I do natural language processing and use words as features. But in online learning, the new training data will exist new words which does not appear in the previous data. How to deal with these new words? how to add new features in Stochastic Gradient Descent model in online learning?
I have been facing a similar problem for a while. I came up with the following strategies:
- For large featurespaces such as with text data, you would ideally need to perform some kind of feature reduction. If you separate this step from the actual model learning step, and perform it once a month or so, you can see whether the new features are relevant enough to require updating the model. It is possible that while you get a lot of new words in that one month, they are not significant enough to warrant updating the (reduced) featurespace of your model.

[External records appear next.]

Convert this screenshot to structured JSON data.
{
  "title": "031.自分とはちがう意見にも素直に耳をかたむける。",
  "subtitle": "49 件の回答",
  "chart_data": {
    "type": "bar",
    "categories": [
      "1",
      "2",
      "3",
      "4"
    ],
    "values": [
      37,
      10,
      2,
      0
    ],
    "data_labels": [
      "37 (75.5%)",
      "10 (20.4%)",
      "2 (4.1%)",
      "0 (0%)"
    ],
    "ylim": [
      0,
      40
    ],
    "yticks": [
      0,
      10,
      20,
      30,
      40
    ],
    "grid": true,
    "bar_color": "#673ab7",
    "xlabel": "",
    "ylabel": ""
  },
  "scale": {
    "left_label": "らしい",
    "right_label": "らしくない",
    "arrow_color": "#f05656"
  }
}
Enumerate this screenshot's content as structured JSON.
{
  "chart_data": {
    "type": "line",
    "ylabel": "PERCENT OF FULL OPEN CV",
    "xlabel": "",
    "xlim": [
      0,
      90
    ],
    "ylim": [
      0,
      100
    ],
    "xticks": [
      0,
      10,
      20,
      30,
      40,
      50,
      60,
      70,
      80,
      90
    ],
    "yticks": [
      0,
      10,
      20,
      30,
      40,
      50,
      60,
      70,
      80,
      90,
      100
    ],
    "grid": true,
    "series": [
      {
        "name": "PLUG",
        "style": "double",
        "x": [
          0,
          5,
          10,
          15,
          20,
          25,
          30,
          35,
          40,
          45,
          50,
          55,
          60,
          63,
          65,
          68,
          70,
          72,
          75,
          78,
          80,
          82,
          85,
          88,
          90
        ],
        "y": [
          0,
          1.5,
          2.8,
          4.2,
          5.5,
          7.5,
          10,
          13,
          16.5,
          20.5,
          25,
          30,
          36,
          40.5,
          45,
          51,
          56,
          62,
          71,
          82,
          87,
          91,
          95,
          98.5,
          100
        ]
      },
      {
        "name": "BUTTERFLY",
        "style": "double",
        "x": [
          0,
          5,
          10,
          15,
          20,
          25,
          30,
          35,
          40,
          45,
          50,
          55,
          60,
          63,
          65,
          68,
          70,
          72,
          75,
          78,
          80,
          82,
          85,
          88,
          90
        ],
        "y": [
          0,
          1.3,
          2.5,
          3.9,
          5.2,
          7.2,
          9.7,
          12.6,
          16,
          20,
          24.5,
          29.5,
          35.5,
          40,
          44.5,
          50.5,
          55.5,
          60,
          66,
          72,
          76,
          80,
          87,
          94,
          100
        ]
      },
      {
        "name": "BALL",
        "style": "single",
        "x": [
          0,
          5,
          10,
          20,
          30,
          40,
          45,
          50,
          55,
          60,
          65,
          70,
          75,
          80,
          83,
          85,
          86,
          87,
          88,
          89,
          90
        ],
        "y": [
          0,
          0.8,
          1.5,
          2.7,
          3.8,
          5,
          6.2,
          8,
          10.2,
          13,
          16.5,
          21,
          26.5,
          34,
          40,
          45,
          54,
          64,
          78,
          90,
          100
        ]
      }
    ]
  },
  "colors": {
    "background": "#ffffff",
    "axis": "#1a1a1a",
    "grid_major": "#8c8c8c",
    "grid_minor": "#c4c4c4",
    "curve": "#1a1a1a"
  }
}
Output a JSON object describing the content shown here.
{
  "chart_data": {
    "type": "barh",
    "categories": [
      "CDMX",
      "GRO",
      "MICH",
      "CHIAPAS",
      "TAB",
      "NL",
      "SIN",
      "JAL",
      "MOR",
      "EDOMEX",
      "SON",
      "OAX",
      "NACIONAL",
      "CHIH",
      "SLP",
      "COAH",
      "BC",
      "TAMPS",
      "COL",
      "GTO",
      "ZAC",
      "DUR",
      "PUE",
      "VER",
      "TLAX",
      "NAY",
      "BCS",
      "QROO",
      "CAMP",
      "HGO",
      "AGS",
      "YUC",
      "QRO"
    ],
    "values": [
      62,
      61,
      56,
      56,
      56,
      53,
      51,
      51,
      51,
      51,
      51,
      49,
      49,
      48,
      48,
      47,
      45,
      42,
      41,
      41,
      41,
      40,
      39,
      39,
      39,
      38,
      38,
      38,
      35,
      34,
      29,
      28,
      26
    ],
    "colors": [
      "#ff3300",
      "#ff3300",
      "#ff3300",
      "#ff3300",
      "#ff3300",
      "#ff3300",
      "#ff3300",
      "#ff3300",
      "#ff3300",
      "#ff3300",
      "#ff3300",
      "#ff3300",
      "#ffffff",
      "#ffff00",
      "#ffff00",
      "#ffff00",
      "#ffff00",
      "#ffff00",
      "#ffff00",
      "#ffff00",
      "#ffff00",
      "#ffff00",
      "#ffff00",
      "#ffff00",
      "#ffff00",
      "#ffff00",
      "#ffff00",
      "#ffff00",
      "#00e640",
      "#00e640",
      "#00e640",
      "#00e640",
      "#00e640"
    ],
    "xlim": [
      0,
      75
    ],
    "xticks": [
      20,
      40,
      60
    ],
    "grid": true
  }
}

- You can set a threshold of word occurrences, and only when the number of occurrences of the new words cross that threshold, do you consider updating your model. This threshold can be learned using existing data on a cross-validation set.
- Perform some kind of time-based attentuation. Perhaps old data samples are not that important, especially if you trying to model preferences, which can change over time.
- Unfortunately, at the end, I decided that for my problem, I would have to retrain the model after using all the above steps. So first keep a count of new feature occurrences, once they cross a threshold, perform feature reduction to test significance of the new features, and then re-learn my model using the $n$ most recent data points, discarding the ones that are "too old".
You can also look into kernel-based methods that deal with infinite featurespaces, essentially allowing the dimensions to grow indefinitely.
One approach is to use feature hashing, where rather than using the words directly you hash them into some fixed size feature space. When you encounter a new word, you apply a hash function, and mod the result so it fits into your feature space. Of course some words will end up being assigned to the same feature, but in practice it usually doesn't hurt performance too much.